I suspect all is fine and the bad smell will go away, whatever it is, but some reassurance / advice / explanation would be fantastic 

Thank you, 

Rowan


----------



## sour_grapes (Nov 11, 2013)

What does it smell like, i.e., what does the smell remind you of?


----------



## rowan57 (Nov 11, 2013)

sour_grapes said:


> What does it smell like, i.e., what does the smell remind you of?



I had to go and check… And I'm not sure. Almost very strongly of yeast, possibly sulphury. The fermentation looks really healthy which is why I am puzzled. 

I pitched a full pack of the Wyeast for 2 Gal if that might make any difference? 

I did also pitch a full pack of EC-118 for the Pumpkin with no apparent side effects.


----------



## sour_grapes (Nov 11, 2013)

What I have learned here is that many yeast can give off H2S (rotten egg smell) when they don't have proper nutrition, or some other stressor. It is advised that, if your must does not contain a lot of free nitrogen, that you add a nutrient to it. Read this thread; I think it is illuminating: 

http://www.winemakingtalk.com/forum/f86/yeast-nutrients-39655/


----------



## rowan57 (Nov 12, 2013)

sour_grapes said:


> What I have learned here is that many yeast can give off H2S (rotten egg smell) when they don't have proper nutrition, or some other stressor.

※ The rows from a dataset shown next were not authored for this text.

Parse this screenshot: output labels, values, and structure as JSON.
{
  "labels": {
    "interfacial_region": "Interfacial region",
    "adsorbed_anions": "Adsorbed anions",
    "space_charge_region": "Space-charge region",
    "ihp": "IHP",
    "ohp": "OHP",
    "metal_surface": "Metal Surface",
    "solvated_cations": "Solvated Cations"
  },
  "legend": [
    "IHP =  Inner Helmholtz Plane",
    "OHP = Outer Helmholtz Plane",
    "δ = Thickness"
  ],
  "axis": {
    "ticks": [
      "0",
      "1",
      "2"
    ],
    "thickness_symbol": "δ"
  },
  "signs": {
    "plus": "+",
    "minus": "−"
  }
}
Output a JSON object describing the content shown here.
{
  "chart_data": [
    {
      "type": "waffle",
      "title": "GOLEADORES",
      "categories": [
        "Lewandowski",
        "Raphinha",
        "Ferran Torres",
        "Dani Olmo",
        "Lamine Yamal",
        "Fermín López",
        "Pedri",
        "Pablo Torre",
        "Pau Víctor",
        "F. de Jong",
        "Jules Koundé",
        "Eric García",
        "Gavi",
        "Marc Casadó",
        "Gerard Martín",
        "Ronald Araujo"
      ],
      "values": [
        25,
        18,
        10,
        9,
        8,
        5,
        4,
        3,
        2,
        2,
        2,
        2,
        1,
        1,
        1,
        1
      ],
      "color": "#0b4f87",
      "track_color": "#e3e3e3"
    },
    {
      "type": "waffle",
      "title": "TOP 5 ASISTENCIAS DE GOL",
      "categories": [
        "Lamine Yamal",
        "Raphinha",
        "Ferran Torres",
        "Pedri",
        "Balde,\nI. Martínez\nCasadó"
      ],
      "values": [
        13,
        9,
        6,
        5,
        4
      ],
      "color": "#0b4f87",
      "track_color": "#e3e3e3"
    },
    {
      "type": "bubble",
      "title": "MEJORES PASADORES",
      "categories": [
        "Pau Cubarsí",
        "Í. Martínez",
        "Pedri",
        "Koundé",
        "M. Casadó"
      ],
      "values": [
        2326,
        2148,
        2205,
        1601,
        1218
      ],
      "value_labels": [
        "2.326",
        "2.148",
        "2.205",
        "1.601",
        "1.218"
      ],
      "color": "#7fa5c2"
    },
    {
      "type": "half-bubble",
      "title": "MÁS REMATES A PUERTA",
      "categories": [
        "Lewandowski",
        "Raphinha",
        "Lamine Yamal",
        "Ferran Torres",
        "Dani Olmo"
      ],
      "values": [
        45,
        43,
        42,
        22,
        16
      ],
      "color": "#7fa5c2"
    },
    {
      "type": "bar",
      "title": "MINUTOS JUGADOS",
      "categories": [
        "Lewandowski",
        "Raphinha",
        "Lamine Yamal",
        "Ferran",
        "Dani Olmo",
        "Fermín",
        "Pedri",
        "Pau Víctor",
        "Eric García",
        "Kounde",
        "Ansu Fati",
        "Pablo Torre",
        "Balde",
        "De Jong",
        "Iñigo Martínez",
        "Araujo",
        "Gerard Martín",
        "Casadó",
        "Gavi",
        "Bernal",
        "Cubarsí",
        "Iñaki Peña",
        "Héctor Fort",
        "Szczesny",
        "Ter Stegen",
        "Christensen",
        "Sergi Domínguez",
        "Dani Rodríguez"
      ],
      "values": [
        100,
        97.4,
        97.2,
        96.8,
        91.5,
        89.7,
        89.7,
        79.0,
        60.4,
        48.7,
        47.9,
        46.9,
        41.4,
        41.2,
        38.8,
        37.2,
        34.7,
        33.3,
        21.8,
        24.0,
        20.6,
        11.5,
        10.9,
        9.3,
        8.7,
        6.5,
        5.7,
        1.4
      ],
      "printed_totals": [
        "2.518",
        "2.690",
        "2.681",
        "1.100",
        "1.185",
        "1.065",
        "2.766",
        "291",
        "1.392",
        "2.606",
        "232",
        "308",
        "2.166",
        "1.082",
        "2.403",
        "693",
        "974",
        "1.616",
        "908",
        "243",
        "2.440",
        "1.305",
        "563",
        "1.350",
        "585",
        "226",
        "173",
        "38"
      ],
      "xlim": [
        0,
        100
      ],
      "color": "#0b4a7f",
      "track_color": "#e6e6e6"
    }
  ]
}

It is advised that, if your must does not contain a lot of free nitrogen, that you add a nutrient to it. Read this thread; I think it is illuminating:
> 
> http://www.winemakingtalk.com/forum/f86/yeast-nutrients-39655/




Ahh thank you! That makes sense. I did add nutrient as per the recipe, but have added another dose this morning. The smell was greatly reduced this morning anyway, so hopefully this will fix it! On the plus side, theres nothing quite like a snort of CO2 in the morning before work


----------



## TandooriRelic (Jan 16, 2019)

Hi there! New to the forum so not sure where I should post this but.....

I’ve been making sloe gin for the last 10 years but this year is the first time I’ve had this happen.

I made 10 litres and the whole batch smells like marzipan!! Nothing else!! Pure marzipan!! It smells nice to me but I’ve read a lot about cyanide!! Worried that the batch might be poisonous. I know it’s in the seeds and the concentration is low but it’s still a worry. 

Any ideas what to do?

Any help would be appreciated! I don’t want to tip 10 litres of gin down the sink but I also don’t want to die!


----------